1º
Dia, Nossa Senhora, Mãe de Deus. (Theotókos)
Por Deiber Nunes
Martins
O presidente do patriarcado de Constantinopla, Nestório, negava
a divindade de Cristo, ao afirmar que Maria era mãe de Jesus homem, mas não era
a Mãe de Deus.
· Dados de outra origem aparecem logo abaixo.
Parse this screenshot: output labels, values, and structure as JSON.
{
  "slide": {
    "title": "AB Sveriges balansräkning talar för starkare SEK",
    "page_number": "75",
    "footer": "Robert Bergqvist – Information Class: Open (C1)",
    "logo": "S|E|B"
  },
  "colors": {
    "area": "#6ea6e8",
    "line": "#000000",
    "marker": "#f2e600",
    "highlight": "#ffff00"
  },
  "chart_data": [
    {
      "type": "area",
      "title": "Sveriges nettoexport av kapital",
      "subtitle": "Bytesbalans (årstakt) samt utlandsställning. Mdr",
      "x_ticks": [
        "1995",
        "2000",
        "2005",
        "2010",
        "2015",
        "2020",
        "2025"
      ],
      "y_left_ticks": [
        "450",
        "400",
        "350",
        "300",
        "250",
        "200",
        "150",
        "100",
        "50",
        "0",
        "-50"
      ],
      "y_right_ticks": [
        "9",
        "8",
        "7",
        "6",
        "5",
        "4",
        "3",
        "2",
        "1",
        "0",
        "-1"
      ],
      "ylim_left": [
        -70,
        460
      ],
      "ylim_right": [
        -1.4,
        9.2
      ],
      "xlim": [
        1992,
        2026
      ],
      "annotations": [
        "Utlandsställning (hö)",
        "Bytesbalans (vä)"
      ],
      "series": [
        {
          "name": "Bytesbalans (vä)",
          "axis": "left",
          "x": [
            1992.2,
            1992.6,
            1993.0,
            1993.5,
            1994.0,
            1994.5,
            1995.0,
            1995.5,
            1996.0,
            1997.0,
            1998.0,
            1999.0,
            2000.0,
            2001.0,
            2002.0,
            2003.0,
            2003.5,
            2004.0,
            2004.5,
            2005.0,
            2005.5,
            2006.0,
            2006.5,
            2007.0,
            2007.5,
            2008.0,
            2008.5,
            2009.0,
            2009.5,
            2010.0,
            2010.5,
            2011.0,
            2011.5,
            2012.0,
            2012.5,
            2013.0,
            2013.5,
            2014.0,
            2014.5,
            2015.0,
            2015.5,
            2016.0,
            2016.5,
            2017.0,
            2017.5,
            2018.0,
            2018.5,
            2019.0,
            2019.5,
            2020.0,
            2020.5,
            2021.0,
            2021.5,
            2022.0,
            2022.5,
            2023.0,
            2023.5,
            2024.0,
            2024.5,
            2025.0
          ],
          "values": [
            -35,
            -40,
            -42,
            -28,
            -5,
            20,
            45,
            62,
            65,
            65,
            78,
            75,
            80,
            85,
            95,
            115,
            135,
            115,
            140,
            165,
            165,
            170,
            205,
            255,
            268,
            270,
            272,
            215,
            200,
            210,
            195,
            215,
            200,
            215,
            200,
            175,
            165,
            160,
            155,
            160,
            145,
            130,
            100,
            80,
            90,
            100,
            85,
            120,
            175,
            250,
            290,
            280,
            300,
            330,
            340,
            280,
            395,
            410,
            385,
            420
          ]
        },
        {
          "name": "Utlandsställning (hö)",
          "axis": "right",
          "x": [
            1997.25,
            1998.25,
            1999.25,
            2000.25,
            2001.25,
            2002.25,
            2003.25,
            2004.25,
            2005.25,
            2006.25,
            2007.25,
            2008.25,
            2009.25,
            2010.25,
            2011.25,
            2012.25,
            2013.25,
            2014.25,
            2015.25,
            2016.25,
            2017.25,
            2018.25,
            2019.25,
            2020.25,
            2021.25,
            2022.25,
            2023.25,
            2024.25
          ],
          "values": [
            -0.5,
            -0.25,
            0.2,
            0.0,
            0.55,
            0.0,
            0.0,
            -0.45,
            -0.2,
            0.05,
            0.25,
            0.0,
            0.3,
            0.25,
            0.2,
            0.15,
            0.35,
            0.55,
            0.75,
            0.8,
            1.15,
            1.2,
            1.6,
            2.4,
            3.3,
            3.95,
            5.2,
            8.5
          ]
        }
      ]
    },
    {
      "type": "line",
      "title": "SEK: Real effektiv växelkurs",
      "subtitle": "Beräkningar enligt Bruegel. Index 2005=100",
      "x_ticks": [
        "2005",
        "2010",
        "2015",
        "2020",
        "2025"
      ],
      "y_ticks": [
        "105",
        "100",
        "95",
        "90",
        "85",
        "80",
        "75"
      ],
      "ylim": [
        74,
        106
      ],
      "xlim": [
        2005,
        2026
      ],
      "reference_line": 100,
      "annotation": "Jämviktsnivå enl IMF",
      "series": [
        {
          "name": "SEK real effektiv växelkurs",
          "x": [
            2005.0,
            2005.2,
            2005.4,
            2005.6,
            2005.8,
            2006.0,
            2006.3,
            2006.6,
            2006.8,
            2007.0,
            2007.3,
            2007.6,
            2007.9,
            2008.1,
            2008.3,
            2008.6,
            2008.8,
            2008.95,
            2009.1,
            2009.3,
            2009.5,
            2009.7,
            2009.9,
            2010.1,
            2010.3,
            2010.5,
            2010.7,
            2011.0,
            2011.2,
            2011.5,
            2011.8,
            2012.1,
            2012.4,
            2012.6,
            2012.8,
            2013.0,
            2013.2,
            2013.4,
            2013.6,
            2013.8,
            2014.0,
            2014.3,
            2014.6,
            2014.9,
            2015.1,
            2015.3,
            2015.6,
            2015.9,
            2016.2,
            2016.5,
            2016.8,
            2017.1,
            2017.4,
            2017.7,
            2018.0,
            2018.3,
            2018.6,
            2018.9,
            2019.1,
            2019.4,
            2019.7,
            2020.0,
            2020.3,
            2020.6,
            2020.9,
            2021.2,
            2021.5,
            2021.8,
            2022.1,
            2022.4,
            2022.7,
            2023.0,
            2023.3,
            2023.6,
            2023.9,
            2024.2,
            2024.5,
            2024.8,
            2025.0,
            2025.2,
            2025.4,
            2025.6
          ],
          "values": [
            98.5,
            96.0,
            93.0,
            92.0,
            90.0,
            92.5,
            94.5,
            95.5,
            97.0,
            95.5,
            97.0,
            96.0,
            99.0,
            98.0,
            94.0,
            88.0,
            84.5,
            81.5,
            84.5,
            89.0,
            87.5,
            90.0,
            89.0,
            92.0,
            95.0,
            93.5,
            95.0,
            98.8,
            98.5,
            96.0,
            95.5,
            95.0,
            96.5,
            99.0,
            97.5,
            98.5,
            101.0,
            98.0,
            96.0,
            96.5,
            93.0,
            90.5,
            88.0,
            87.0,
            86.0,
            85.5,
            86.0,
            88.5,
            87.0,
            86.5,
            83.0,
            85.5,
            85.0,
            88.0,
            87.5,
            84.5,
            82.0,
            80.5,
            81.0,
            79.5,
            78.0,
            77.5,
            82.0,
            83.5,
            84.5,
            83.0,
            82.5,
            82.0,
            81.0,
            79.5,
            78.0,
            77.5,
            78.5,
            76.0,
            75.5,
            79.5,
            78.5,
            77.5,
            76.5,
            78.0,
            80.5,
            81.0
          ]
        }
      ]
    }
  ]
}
São Cirilo de Alexandria caminhava na direção oposta a do
patriarca, o santo afirmava que Jesus não possuía duas naturezas distintas, mas
uma só, em que sua humanidade e sua divindade se formavam, e assim, Maria é a
Mãe de Deus.
Com a ajuda de São Cirilo, a Igreja estabeleceu com Nestório um
diálogo que culminou com o Concílio de Éfeso, convocado pelo Papa São
Celestino, em 431. Neste concílio, surgiu o primeiro dogma da Igreja Católica,
que afirma ser Maria, a Mãe de Deus (Theotokos).
Tão logo o povo tomou conhecimento da resolução final do
Concílio, proclamou em alta voz: “Santa
Maria, Mãe de Deus, rogai por nós pecadores, agora e na hora de nossa morte.”
Formava-se ali, proferida pelo povo, o complemento da oração do Anjo Gabriel, a
Ave Maria.
No entanto, a devoção a Nossa Senhora Mãe de Deus é mais antiga
que o Concílio, uma vez que as comunidades cristãs já celebravam Maria como a
Mãe de Nosso Senhor. É a primeira festa mariana da Igreja do ocidente.
A festa da Mãe de Deus é comemorada no primeiro dia do ano. Este
dia é Dia Santo de Guarda, dia de irmos à Igreja celebrar. E celebramos em
homenagem à Virgem Maria que por meio de seu fiat (faça-se) tornou-se a Mãe de Nosso Deus.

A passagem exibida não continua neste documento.